Может быть, не стоит пренебрегать этим следом, и в случае, если бы двое молодых людей оказались невиновными, правда, вероятно, открылась бы с этой стороны.
Нам, впрочем, известно, что комиссар Дельвинь, который занимается этим делом в тесном сотрудничестве со следователем, дал бригаде полицейских, наблюдающих за меблированными комнатами, и полиции, следящей за транспортом, необходимые распоряжения, чтобы таинственный клиент «Веселой мельницы» был найден».
Газета появилась около двух часов. В три часа в полицию явился солидный человек с неровным румянцем на щеках, спросил месье Дельвиня и заявил:
— Я управляющий отелем «Модерн», на улице Пон Д'Авруа. Я только что прочел газеты и думаю, что смогу сообщить вам сведения о человеке, которого вы разыскиваете.
— О французе?
— Да. А также о потерпевшем. Вообще я не очень интересуюсь россказнями газет, вот почему не сразу заметил то, о чем я вам скажу. Постойте-ка… Какой сегодня день?.. Пятница… Значит, это было в среду… Ведь преступление было совершено в пятницу, не так ли?..
Меня не было в городе… Я уезжал по делам в Брюссель… Явился клиент, говоривший с сильным акцентом; у него был всего один чемоданчик из свиной кожи…
Он спросил большую комнату с окнами на улицу и сразу же поднялся… Несколько минут спустя другой клиент занял соседнюю комнату…

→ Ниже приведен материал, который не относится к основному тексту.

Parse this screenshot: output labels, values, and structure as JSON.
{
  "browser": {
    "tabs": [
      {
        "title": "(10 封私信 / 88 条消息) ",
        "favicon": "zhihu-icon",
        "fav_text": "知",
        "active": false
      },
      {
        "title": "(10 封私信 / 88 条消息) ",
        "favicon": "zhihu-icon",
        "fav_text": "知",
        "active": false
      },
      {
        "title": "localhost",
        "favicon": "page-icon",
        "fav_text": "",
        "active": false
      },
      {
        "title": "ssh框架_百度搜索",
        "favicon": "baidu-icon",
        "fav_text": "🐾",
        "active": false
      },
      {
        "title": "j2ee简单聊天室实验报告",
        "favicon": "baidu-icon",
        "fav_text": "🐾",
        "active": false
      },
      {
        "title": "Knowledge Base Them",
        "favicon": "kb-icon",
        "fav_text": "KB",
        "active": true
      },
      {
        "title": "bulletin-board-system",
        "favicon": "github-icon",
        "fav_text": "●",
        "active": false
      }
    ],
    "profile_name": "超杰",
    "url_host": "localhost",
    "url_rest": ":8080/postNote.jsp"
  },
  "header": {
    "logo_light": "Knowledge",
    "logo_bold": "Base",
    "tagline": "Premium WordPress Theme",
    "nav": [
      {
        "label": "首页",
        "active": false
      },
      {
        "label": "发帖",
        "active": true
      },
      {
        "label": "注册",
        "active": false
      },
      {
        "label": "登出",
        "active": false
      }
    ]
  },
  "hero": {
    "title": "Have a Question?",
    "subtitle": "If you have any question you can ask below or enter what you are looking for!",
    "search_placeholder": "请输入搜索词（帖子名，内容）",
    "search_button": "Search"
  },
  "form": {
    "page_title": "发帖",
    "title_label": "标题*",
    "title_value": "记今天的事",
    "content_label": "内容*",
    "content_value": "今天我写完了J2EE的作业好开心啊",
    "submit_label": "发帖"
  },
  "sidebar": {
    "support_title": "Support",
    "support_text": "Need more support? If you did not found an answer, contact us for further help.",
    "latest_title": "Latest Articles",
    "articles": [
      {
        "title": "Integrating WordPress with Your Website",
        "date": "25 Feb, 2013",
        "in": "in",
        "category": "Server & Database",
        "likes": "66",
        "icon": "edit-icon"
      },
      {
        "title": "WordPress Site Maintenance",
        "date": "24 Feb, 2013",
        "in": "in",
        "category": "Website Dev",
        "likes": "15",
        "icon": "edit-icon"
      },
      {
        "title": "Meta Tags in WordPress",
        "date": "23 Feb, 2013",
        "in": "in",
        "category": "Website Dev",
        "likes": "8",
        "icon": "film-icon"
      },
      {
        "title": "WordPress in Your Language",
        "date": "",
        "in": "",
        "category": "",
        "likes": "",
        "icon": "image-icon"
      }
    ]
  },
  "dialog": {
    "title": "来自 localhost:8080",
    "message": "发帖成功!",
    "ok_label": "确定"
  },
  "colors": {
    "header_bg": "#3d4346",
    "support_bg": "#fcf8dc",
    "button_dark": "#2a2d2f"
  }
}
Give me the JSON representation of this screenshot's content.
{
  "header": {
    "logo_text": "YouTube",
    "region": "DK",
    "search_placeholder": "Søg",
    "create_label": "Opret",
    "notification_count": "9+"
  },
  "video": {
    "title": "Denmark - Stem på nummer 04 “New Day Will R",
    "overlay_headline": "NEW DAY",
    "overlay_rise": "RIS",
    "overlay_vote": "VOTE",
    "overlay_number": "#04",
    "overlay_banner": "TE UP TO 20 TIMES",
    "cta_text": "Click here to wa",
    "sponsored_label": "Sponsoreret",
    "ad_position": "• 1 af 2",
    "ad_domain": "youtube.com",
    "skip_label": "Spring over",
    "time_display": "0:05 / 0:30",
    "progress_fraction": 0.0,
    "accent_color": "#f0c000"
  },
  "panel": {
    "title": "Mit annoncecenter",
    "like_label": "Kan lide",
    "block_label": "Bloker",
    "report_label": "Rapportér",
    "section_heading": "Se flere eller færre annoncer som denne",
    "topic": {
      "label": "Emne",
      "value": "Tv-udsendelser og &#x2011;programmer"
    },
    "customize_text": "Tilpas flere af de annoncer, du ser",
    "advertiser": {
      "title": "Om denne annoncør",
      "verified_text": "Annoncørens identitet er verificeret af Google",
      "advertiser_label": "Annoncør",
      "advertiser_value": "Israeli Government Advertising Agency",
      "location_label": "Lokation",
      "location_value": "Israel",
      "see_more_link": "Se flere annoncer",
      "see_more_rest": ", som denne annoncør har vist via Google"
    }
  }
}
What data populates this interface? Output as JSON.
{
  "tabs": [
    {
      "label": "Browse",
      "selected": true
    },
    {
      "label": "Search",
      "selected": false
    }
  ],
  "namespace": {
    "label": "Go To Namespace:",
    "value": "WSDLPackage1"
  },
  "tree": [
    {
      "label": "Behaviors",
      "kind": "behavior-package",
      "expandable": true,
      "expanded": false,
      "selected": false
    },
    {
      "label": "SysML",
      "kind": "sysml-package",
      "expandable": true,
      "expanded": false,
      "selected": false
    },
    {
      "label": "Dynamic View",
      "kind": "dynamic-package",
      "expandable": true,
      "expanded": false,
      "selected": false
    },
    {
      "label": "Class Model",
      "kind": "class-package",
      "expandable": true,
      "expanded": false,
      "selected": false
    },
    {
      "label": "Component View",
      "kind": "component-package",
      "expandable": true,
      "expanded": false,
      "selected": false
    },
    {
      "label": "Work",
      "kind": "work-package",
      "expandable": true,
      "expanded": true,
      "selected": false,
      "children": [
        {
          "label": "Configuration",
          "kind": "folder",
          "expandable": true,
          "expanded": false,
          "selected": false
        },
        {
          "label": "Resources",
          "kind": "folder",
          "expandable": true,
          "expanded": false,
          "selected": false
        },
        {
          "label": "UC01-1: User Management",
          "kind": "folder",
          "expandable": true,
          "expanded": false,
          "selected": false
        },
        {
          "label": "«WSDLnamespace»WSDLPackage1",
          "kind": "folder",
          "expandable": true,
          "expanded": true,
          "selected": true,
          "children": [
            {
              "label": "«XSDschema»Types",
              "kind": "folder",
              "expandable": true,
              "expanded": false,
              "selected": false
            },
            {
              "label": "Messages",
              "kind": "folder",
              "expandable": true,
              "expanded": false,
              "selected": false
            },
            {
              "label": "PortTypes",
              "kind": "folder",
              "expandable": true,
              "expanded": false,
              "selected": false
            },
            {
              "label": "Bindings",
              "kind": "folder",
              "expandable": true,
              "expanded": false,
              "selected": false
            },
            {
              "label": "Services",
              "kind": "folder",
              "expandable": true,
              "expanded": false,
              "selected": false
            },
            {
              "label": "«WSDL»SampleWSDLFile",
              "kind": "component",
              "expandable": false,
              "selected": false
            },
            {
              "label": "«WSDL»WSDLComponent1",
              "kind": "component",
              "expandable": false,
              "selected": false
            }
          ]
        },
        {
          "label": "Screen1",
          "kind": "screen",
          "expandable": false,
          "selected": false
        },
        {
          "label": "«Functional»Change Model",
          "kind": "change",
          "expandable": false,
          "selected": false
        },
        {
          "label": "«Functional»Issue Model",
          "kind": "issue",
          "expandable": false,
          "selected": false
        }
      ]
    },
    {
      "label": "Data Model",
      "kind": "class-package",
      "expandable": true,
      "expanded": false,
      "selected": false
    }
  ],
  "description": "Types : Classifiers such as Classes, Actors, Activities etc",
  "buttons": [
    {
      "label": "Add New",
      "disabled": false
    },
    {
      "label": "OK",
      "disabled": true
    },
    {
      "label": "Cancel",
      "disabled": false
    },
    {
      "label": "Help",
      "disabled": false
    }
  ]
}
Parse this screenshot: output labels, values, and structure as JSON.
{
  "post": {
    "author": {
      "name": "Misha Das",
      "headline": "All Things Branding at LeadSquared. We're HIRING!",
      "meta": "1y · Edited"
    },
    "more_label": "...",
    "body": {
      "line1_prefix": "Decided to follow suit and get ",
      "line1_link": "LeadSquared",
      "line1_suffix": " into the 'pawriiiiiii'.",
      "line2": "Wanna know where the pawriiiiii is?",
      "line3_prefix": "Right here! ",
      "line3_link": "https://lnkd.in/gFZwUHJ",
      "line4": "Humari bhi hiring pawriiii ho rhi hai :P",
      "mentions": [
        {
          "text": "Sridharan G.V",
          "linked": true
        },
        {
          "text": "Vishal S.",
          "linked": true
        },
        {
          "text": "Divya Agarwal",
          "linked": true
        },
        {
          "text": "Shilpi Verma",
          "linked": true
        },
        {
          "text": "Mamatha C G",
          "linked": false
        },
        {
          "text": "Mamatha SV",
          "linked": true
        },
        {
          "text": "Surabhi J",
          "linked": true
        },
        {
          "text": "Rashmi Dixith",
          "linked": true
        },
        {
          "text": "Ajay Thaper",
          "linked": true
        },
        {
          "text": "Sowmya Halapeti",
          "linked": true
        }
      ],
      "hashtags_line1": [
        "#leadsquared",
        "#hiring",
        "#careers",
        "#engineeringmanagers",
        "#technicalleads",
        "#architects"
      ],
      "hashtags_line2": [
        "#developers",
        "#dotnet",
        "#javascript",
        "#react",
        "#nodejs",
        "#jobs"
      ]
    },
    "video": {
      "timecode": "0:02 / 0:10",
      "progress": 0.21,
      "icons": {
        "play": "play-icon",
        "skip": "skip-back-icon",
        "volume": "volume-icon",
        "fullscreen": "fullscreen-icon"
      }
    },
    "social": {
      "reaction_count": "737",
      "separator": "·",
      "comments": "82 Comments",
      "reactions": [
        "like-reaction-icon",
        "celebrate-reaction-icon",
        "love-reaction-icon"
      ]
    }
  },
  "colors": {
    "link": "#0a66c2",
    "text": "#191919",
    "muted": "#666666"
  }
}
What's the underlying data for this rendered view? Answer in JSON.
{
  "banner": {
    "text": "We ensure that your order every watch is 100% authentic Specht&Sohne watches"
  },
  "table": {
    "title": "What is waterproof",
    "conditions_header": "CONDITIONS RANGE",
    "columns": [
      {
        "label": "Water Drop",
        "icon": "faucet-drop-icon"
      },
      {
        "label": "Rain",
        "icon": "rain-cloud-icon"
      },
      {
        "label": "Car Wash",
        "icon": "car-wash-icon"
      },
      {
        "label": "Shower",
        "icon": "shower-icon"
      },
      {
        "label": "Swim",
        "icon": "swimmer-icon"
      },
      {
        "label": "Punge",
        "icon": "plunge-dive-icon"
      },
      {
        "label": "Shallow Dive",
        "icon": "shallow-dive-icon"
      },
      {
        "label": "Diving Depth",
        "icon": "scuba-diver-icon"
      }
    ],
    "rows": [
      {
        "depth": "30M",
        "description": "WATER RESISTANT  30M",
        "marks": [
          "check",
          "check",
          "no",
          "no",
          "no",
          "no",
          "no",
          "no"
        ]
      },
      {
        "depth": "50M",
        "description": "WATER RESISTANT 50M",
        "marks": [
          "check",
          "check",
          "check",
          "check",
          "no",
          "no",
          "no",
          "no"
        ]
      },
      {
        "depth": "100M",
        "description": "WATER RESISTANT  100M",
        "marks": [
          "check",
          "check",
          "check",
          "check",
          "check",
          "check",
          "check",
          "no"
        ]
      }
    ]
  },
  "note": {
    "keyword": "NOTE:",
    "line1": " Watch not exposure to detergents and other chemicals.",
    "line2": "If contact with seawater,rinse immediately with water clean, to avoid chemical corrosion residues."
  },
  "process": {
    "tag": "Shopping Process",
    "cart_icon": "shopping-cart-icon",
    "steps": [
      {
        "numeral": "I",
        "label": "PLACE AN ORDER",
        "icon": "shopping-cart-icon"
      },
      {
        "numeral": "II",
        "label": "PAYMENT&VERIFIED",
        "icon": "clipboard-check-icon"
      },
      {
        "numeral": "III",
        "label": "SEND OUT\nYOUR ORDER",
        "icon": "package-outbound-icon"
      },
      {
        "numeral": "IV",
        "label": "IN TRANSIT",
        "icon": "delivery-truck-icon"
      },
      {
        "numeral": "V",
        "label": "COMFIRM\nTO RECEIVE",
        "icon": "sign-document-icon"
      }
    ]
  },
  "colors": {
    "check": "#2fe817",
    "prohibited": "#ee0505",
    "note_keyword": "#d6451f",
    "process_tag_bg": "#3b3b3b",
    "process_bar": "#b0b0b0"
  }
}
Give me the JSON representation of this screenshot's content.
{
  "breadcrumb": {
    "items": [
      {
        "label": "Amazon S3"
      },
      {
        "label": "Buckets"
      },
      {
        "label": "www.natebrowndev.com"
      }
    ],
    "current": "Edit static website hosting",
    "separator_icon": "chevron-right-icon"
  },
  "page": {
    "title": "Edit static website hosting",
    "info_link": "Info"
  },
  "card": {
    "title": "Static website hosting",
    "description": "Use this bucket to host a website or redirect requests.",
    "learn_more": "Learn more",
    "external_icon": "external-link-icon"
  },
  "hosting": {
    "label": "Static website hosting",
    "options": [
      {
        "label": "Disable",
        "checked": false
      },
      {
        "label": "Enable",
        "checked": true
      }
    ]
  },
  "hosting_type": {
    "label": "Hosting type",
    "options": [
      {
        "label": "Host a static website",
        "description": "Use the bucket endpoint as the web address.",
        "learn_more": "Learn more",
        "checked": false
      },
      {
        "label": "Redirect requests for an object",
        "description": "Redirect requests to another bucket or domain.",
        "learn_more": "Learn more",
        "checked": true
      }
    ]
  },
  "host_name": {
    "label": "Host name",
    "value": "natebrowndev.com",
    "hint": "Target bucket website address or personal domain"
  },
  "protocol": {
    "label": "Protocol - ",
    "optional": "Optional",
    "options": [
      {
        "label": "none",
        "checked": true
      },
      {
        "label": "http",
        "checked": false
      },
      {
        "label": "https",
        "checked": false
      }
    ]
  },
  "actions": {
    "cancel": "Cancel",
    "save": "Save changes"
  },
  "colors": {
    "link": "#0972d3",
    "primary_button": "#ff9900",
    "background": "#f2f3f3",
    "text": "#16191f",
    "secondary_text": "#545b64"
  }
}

Обычно вновь прибывших просят заполнить формуляр… Не знаю, почему на этот раз было иначе… Я вернулся в полночь. Посмотрел на доску с ключами…
— А у вас есть формуляры? — спросил я у кассирши.
— Есть на всех постояльцев, кроме тех двух путешественников, которые вышли сразу после того, как приехали.
В четверг утром только один из двоих вернулся. Я не беспокоился о втором, полагая, что у него какое-то любовное свидание.
В течение дня я не встречался с этим человеком, а сегодня утром мне сказали, что он заплатил по счету и уехал.
Когда кассирша попросила его заполнить формуляр, он пожал плечами, проворчав, что теперь уже не стоит.
— Простите! — перебил его комиссар. — Это тот клиент, приметы которого подходят к широкоплечему мужчине?
— Да… Он уехал со своим саквояжем около девяти часов…
— А второй?
— Так как он не вернулся, я полюбопытствовал открыть дверь его комнаты с помощью отмычки, которую мы обязаны иметь на всякий случай. Там, на чемоданчике из свиной кожи, я прочел выгравированные имя и фамилию, Эфраим Графопулос. Таким образом я узнал, что человек, труп которого найден в плетеном сундуке, был моим постояльцем…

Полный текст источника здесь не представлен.